Your favorite song from the new album likely changes day to day, but is there one in particular that you’re drawn to today?
If you were here in my house as a guest, I’d probably play you “Jealous Me.”
Why that song?
I’m really proud of the production. Lyrically, it’s something I relate to. I think pretty much everyone can relate to that feeling of being jealous of something or somebody. I started writing that song with Graham’s little brother, Harrison. He came over and had purchased this little synthesizer; we wrote this song on a synth. I was feeling very jealous of someone I loved. Jealousy is one of those feelings, like eating poison and hoping that the person you’re mad at gets sick. It’s not really a healthy thing to feel. But I love the production on that song, the lyrics are something I can relate with, and I think a lot of other people will be able to relate, too. And Caleb played his ass off on it.
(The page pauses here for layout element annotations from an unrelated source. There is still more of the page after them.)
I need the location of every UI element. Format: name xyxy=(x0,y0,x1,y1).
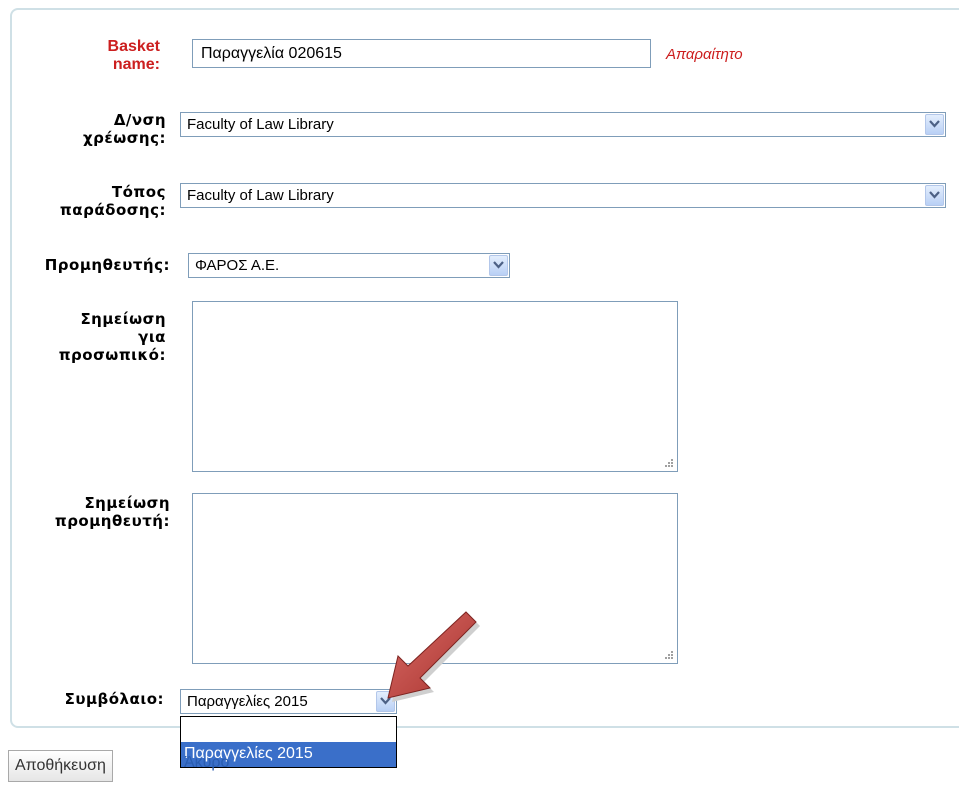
basket-name-input[interactable]: Παραγγελία 020615 xyxy=(192,39,651,68)
chevron-down-icon[interactable] xyxy=(925,114,944,135)
delivery-label: Τόπος παράδοσης: xyxy=(59,183,166,219)
save-button[interactable]: Αποθήκευση xyxy=(8,750,113,782)
staff-note-textarea[interactable] xyxy=(192,301,678,472)
contract-label: Συμβόλαιο: xyxy=(64,690,164,708)
required-note: Απαραίτητο xyxy=(666,46,743,63)
resize-grip-icon[interactable] xyxy=(663,649,674,660)
billing-label: Δ/νση χρέωσης: xyxy=(82,111,166,147)
chevron-down-icon[interactable] xyxy=(489,255,508,276)
annotation-arrow-icon xyxy=(387,611,480,702)
vendor-select-value: ΦΑΡΟΣ Α.Ε. xyxy=(195,257,280,274)
staff-note-label: Σημείωση για προσωπικό: xyxy=(58,310,166,364)
contract-select[interactable]: Παραγγελίες 2015 xyxy=(180,689,397,714)
chevron-down-icon[interactable] xyxy=(925,185,944,206)
vendor-note-label: Σημείωση προμηθευτή: xyxy=(54,494,170,530)
billing-select[interactable]: Faculty of Law Library xyxy=(180,112,946,137)
billing-select-value: Faculty of Law Library xyxy=(187,116,334,133)
basket-name-label: Basket name: xyxy=(107,38,160,73)
delivery-select[interactable]: Faculty of Law Library xyxy=(180,183,946,208)
vendor-label: Προμηθευτής: xyxy=(44,256,170,274)
vendor-select[interactable]: ΦΑΡΟΣ Α.Ε. xyxy=(188,253,510,278)
resize-grip-icon[interactable] xyxy=(663,457,674,468)
cancel-link[interactable]: Άκυρο xyxy=(184,754,229,772)
contract-option-empty[interactable] xyxy=(181,717,396,742)
contract-select-value: Παραγγελίες 2015 xyxy=(187,693,308,710)
delivery-select-value: Faculty of Law Library xyxy=(187,187,334,204)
That was one that wasn’t meant to be a Shakedown song. It was just writing to write. That’s the same way with “The Wayside” on the last record–it was never meant to be a Shakedown song. It’s the same thing with “Jealous Me”: there was something we found in it that we liked, and getting all four of us to agree on anything is hard enough, but everyone agreed we should try it.
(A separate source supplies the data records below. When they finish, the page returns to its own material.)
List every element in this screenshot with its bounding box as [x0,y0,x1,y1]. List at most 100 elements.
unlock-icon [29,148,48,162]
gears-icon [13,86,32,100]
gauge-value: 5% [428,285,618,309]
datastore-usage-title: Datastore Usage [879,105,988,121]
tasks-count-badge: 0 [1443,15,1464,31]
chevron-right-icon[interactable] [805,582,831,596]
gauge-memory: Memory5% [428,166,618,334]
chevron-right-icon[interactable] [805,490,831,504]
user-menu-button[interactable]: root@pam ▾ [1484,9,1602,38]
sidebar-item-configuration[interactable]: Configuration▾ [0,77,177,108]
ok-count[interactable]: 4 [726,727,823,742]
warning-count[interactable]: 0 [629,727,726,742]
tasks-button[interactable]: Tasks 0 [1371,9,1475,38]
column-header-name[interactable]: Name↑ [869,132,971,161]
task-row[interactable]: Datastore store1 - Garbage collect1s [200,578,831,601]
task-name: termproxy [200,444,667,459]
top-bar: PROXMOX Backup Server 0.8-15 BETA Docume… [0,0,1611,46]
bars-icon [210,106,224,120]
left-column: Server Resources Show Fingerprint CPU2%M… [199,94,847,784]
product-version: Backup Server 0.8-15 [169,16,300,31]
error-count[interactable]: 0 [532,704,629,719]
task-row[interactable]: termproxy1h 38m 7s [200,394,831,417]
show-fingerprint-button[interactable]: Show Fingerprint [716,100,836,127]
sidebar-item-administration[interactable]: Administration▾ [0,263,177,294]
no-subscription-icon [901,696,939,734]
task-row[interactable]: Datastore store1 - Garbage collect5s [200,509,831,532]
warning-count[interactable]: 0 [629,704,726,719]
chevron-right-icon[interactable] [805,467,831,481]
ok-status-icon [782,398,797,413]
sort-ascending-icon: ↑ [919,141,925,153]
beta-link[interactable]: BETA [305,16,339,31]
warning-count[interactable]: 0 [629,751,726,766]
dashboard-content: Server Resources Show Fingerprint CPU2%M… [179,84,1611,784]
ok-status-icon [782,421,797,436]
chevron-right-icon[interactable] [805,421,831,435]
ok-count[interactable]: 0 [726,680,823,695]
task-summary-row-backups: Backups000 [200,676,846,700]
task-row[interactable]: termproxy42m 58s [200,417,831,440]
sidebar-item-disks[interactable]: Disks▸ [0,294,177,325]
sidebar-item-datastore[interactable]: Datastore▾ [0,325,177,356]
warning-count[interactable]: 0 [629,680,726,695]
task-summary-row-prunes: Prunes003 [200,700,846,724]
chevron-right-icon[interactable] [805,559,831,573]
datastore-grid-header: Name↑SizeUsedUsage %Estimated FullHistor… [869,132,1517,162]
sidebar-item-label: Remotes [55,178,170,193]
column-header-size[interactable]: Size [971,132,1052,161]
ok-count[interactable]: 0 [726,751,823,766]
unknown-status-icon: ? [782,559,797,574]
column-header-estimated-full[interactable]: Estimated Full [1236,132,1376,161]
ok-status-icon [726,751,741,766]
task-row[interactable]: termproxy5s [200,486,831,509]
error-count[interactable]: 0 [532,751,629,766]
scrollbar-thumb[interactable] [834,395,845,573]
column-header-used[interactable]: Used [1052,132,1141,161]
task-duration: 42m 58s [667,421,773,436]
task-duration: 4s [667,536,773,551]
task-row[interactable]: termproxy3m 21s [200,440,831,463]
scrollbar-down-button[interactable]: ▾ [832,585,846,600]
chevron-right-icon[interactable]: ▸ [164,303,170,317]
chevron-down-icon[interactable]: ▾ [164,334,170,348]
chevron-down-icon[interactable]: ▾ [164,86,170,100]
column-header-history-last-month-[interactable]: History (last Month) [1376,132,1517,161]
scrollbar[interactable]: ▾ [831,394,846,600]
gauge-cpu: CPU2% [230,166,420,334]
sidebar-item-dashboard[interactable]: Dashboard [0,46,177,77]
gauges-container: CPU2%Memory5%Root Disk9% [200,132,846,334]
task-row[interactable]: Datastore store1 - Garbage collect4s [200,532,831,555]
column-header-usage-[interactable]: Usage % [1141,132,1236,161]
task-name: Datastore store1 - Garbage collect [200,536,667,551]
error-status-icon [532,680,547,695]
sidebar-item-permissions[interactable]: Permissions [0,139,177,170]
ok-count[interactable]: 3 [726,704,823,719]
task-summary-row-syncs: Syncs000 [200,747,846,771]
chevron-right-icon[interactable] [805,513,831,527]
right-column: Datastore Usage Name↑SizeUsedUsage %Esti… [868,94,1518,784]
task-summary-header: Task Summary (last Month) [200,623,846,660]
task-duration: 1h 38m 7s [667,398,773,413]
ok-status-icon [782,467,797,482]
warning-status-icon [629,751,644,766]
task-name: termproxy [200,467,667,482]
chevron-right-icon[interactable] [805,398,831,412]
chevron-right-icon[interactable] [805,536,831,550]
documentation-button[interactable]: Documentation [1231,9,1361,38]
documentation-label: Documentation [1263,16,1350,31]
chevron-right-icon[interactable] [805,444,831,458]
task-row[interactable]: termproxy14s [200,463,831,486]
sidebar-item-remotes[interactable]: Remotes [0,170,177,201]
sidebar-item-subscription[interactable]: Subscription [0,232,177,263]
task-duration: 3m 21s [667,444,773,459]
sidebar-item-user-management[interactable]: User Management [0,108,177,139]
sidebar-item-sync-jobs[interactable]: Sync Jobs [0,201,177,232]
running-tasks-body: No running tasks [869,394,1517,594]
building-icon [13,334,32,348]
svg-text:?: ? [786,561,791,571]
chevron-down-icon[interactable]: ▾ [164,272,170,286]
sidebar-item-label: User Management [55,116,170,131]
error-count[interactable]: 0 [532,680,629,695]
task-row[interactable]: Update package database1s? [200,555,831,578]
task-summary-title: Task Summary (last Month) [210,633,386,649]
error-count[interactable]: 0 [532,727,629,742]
“The Wayside” is such a haunting song; it’s the kind of song listeners can turn to at certain moments in life and find within it lyrics that are incredibly relatable.
Because you asked about progression: for me, I was very insecure about putting “The Wayside” on the last EP, because we’d never done anything that vulnerable before. That was the most personal song, lyrically, to me on that project. But that was the song that everyone started singing. I was like, “Oh man–for our fans, this is a place they can come and be vulnerable in public. They relate to these lyrics, just like I do.” Our fans empowered me to write songs more about the way I actually feel. Songs like “Manipulate Me” or “Jealous Me” or “Into the Black.”
It’s easy to take on the persona of, “I’m here to party; I’m here to be a badass rocker. Let’s go.” It’s a lot harder to go, “I’m really insecure and completely jealous of this and I don’t even know if this is a real feeling.” And then you’re like, “Oh, I shouldn’t have said that,” because you want to come off as this bulletproof entity. Sometimes it’s empowering to be completely vulnerable with the lyrics. You end up finding out that everyone else feels this way, too. I’m not alone.
Looking past the album release on November 3, what does the Shakedown have planned for 2018?
We’ve got some American tour dates planned, hallelujah–so that’s going to be good. It’s been working so well for us over in Europe and in the UK, so we’re planning a lot of stuff over there, as well. They really like rock ‘n roll over there.
We’re going to be touring. That’s been my goal since Caleb and I formed this band: make records, tour, make records, tour, make records, tour. We’re going to keep writing songs and keep touring.